As the largest ASEAN country and one of the most tolerant nations in the region, Indonesia has been blessed with both an abundance of natural resources and a large population of diverse people of different religions living together in peace. Over the last five years, the national economy has developed at a faster rate than in many other ASEAN countries and there has been significant foreign investor interest in the country.
On February 21, 2012 the Government Regulation No. 24 of 2012 an amendment to Government Regulation No. 23 of 2010 on the Implementation of Mineral and Coal Mining Business Activities was enacted in Indonesia. Regulation No. 24 requires majority or wholly foreign-owned companies that hold mining licences in Indonesia to divest the majority share of the company to an Indonesian participant within 10 years of production. Additionally, it is now mandatory for an Indonesian participant to own 20% of the company within six years of production. This ownership requirement increases according to a scale and it reaches a level of 51% after the 10th year of production.

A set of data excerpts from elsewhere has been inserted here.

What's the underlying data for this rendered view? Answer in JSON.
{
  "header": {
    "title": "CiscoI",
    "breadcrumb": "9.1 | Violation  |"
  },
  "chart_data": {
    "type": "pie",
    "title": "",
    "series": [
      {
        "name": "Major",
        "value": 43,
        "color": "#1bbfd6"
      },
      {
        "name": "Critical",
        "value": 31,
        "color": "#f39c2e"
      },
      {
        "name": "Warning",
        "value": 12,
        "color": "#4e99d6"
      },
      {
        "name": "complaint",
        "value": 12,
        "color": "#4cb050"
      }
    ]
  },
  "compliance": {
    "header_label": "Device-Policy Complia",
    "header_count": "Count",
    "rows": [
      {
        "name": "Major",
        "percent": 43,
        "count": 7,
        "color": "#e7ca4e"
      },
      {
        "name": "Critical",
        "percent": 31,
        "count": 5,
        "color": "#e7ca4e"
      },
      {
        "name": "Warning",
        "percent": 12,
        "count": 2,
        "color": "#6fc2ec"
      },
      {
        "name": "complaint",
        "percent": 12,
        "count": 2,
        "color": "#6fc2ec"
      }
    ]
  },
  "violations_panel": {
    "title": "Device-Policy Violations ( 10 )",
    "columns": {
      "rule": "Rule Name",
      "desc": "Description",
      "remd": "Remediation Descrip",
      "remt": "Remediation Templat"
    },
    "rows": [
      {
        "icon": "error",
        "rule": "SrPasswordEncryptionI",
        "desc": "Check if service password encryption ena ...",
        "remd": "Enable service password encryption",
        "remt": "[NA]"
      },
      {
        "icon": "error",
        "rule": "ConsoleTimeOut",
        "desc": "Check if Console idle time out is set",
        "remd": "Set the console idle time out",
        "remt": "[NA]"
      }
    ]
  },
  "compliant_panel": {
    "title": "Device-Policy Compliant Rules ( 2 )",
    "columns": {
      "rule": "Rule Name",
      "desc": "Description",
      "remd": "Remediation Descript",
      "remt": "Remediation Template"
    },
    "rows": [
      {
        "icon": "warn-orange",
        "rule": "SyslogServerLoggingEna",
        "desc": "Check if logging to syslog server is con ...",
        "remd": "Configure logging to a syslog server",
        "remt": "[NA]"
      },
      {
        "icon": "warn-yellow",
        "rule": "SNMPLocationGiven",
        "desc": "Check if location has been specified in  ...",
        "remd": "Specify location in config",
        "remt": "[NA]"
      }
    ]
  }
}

The deputy energy and mineral resources minister, Rudi Rubiandini, explained that one reason for the new regulation is to prevent Indonesia’s mining sector from being “economically colonised forever”. While this presents an opportunity to domestic participants, it will force foreign investors to divest their equity.
The issue concerning the transferability of mining business licences is a controversial one. Law No. 4 of 2009 on Mineral and Coal Mining (2009 Mining Law) prohibits the transfer of such licences. The Ministry of Energy and Mineral Resources has issued circulars that stated otherwise, however. While the Constitutional Court decided in June 2012 that several provisions of the 2009 Mining Law were unconstitutional, it did not have a chance to deal with Regulation No. 24 or whether the new regulations forcing mandatory divestment of shares by foreign companies were constitutional. Churchill Mining, a UK-listed coal company, has brought the dispute over its mining licence to international arbitration before the International Centre for Settlement of Investment Disputes (ICSID), which is one of the five members of the World Bank Group.
One recurring complaint that has been made by foreign investors is the fact that it has been very difficult for them to enforce arbitration awards in Indonesia. This has sometimes put the nation’s investment climate at a disadvantage. It would be useful to find ways to solve this small but important issue.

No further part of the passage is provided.